Desertion Trio - Midtown Tilt (Shhpuma, 2017) ****

By Paul Acquaro

Guitarist Nick Millevoi has for some reason dropped his name off his most recent release - the last time we heard the group in 2016, the group was named after himself and title was Desertion, now the group is 'Desertion Trio' but with a prominent call out to band member Jamie Saft. So, what's in a name? I don't really know, but I can say what's in the music has not suffered! On Midtown Tilt,  Millevoi's keen awareness of space, propulsive energy, and strong rock sensibility are front and center.
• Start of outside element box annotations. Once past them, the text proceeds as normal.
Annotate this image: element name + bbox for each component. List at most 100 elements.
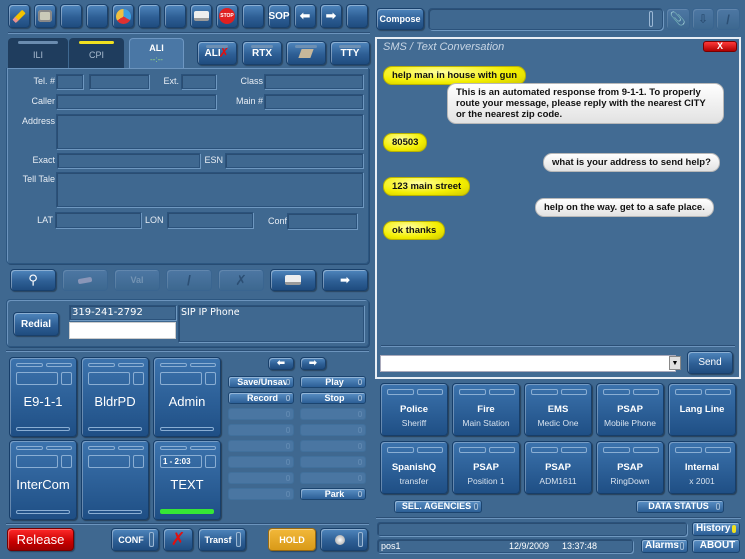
accept-text-button[interactable]: / <box>716 8 740 30</box>
stop-button[interactable]: Stop <box>300 392 366 404</box>
agency-button[interactable]: EMS Medic One <box>524 383 592 436</box>
toolbar-button-back[interactable]: ⬅ <box>294 4 316 28</box>
tab-ali[interactable]: ALI --:-- <box>129 38 184 68</box>
address-field[interactable] <box>56 114 363 149</box>
toolbar-button-stop[interactable]: STOP <box>216 4 238 28</box>
record-button[interactable]: Record <box>228 392 294 404</box>
agency-button[interactable]: PSAP ADM1611 <box>524 441 592 494</box>
ext-field[interactable] <box>181 74 216 89</box>
toolbar-button-14[interactable] <box>346 4 368 28</box>
save-unsave-button[interactable]: Save/Unsav <box>228 376 294 388</box>
agency-button[interactable]: Lang Line <box>668 383 736 436</box>
alix-toggle-button[interactable]: ALI ✗ <box>197 41 237 65</box>
download-button[interactable]: ⇩ <box>692 8 714 30</box>
reject-button[interactable]: ✗ <box>218 269 264 291</box>
recorder-forward-button[interactable]: ➡ <box>300 357 326 370</box>
recorder-back-button[interactable]: ⬅ <box>268 357 294 370</box>
dial-input[interactable] <box>69 322 176 339</box>
accept-button[interactable]: / <box>166 269 212 291</box>
agency-button[interactable]: SpanishQ transfer <box>380 441 448 494</box>
park-button[interactable]: Park <box>300 488 366 500</box>
telltale-field[interactable] <box>56 172 363 207</box>
search-button[interactable]: ⚲ <box>10 269 56 291</box>
line-tile-active[interactable]: 1 - 2:03 TEXT <box>153 440 221 520</box>
sms-reply-input[interactable] <box>380 355 676 372</box>
toolbar-button-6[interactable] <box>138 4 160 28</box>
agency-button[interactable]: Internal x 2001 <box>668 441 736 494</box>
tab-cpi[interactable]: CPI <box>69 38 124 68</box>
lat-field[interactable] <box>55 212 141 228</box>
release-button[interactable]: Release <box>7 528 74 551</box>
alarms-button[interactable]: Alarms <box>641 539 688 553</box>
history-button[interactable]: History <box>692 522 740 536</box>
canned-replies-dropdown[interactable]: ▼ <box>669 356 681 370</box>
about-button[interactable]: ABOUT <box>692 539 740 553</box>
tab-cpi-indicator <box>79 41 114 44</box>
recorder-slot-empty[interactable] <box>300 424 366 436</box>
redial-button[interactable]: Redial <box>13 312 59 336</box>
recorder-slot-empty[interactable] <box>228 456 294 468</box>
toolbar-button-pencil[interactable] <box>8 4 30 28</box>
hold-button[interactable]: HOLD <box>268 528 316 551</box>
cancel-conf-button[interactable]: ✗ <box>163 528 193 551</box>
play-button[interactable]: Play <box>300 376 366 388</box>
line-tile[interactable]: BldrPD <box>81 357 149 437</box>
val-button[interactable]: Val <box>114 269 160 291</box>
recorder-slot-empty[interactable] <box>228 488 294 500</box>
toolbar-button-forward[interactable]: ➡ <box>320 4 342 28</box>
tab-ili[interactable]: ILI <box>8 38 68 68</box>
attach-button[interactable]: 📎 <box>666 8 690 30</box>
caller-field[interactable] <box>56 94 216 109</box>
conf-button[interactable]: CONF <box>111 528 159 551</box>
tty-toggle-button[interactable]: TTY <box>330 41 370 65</box>
toolbar-button-agencies[interactable] <box>112 4 134 28</box>
toolbar-button-10[interactable] <box>242 4 264 28</box>
select-agencies-button[interactable]: SEL. AGENCIES <box>394 500 482 513</box>
recorder-slot-empty[interactable] <box>300 472 366 484</box>
exact-field[interactable] <box>57 153 200 168</box>
sms-close-button[interactable]: X <box>703 41 737 52</box>
agency-button[interactable]: PSAP RingDown <box>596 441 664 494</box>
toolbar-button-print[interactable] <box>190 4 212 28</box>
recorder-slot-empty[interactable] <box>300 440 366 452</box>
relay-toggle-button[interactable] <box>286 41 326 65</box>
agency-button[interactable]: Fire Main Station <box>452 383 520 436</box>
toolbar-button-4[interactable] <box>86 4 108 28</box>
agency-button[interactable]: Police Sheriff <box>380 383 448 436</box>
esn-field[interactable] <box>225 153 363 168</box>
print-ali-button[interactable] <box>270 269 316 291</box>
toolbar-button-sop[interactable]: SOP <box>268 4 290 28</box>
data-status-button[interactable]: DATA STATUS <box>636 500 724 513</box>
rtx-toggle-button[interactable]: RTX <box>242 41 282 65</box>
tel-number-field[interactable] <box>89 74 149 89</box>
lon-field[interactable] <box>167 212 253 228</box>
main-number-field[interactable] <box>264 94 363 109</box>
forward-ali-button[interactable]: ➡ <box>322 269 368 291</box>
agency-button[interactable]: PSAP Mobile Phone <box>596 383 664 436</box>
recorder-slot-empty[interactable] <box>300 456 366 468</box>
recorder-slot-empty[interactable] <box>228 408 294 420</box>
slot-indicator <box>286 459 290 465</box>
recorder-slot-empty[interactable] <box>300 408 366 420</box>
line-tile[interactable]: InterCom <box>9 440 77 520</box>
line-tile[interactable]: E9-1-1 <box>9 357 77 437</box>
keyboard-button[interactable] <box>62 269 108 291</box>
conf-field[interactable] <box>287 213 357 229</box>
recorder-slot-empty[interactable] <box>228 472 294 484</box>
recorder-slot-empty[interactable] <box>228 440 294 452</box>
agency-button[interactable]: PSAP Position 1 <box>452 441 520 494</box>
tel-area-field[interactable] <box>56 74 83 89</box>
compose-button[interactable]: Compose <box>376 8 424 30</box>
play-label: Play <box>325 377 344 387</box>
line-tile[interactable]: Admin <box>153 357 221 437</box>
class-field[interactable] <box>264 74 363 89</box>
toolbar-button-7[interactable] <box>164 4 186 28</box>
compose-field[interactable] <box>428 8 663 30</box>
transfer-button[interactable]: Transf <box>198 528 246 551</box>
volume-button[interactable] <box>320 528 368 551</box>
toolbar-button-3[interactable] <box>60 4 82 28</box>
send-button[interactable]: Send <box>687 351 733 374</box>
recorder-slot-empty[interactable] <box>228 424 294 436</box>
line-tile[interactable] <box>81 440 149 520</box>
toolbar-button-camera[interactable] <box>34 4 56 28</box>
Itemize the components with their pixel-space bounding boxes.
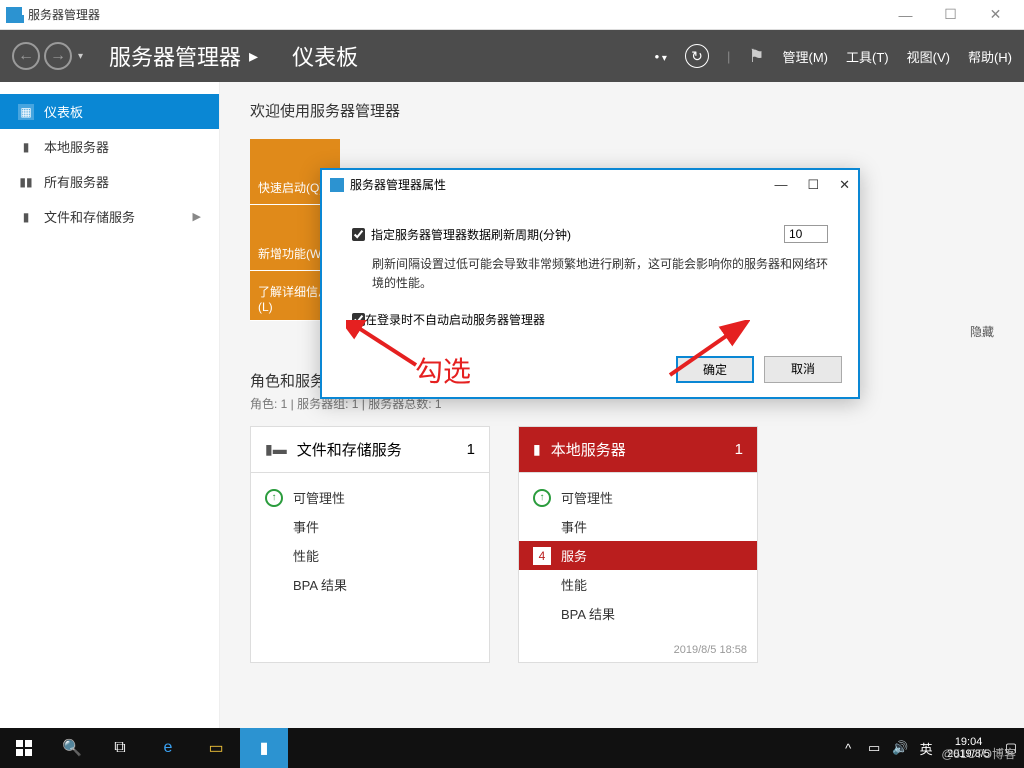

Just for the record, the trio is Nick Millevoi on guitar, Johnny DeBlase on electric bass, Kevin Shea on drums, and Jamie Saft on Hammond organ. The group is a bit more rock oriented than on the previous record, which featured Ches Smith on drums and DeBlase on acoustic bass.

When I hear Millevoi, I think of Bill Frisell circa This Land. Not literally, heck, it hardly sounds like that, but rather in spirit. There is the imbued sense of possibility and well, desolation, along with a hint of rough-hewn self-reliance, found in their wind swept musical landscapes. On the first song, the title track, the organ pushes the song along like a steam driven plough, forcing up as well of sound with a back beat urgency. The relentless push is harnessed by Millevoi's slightly distorted guitar that ushers the song to a climax. And in keeping with the windswept landscape metaphor, the track 'Numbers Maker' has a bit of the Morricone surf/spaghetti western sound, though tempered by a slightly menacing flavoring from the organ. An unusual splattering of dissonant melodic intervals and chord fragments keeps the song from fitting any mold entirely.

Throughout the album there is a somewhat gritty, psychedelic atmosphere, mostly created by the Goliath sounding organ, and certainly aided by the powerful guitar, bass, and drum trio. A track like 'The Carideon' is a perfect blend of the mystical atmosphere of the organ and the hard charging improvised rock. In fact, they reach an absolutely mesmerizing peak within the six short minutes of the track.

There is much to recommend here, so just to pull some somewhat random associations: if you're drawn to groups like Elephant9, Raoul Bjorkenheim's Scorch Trio or, going back a bit, Sonny Sharrock's Ask the Ages and Tony Williams' Emergency with John McLaughlin, you'll find yourself in good company with Desertion Trio.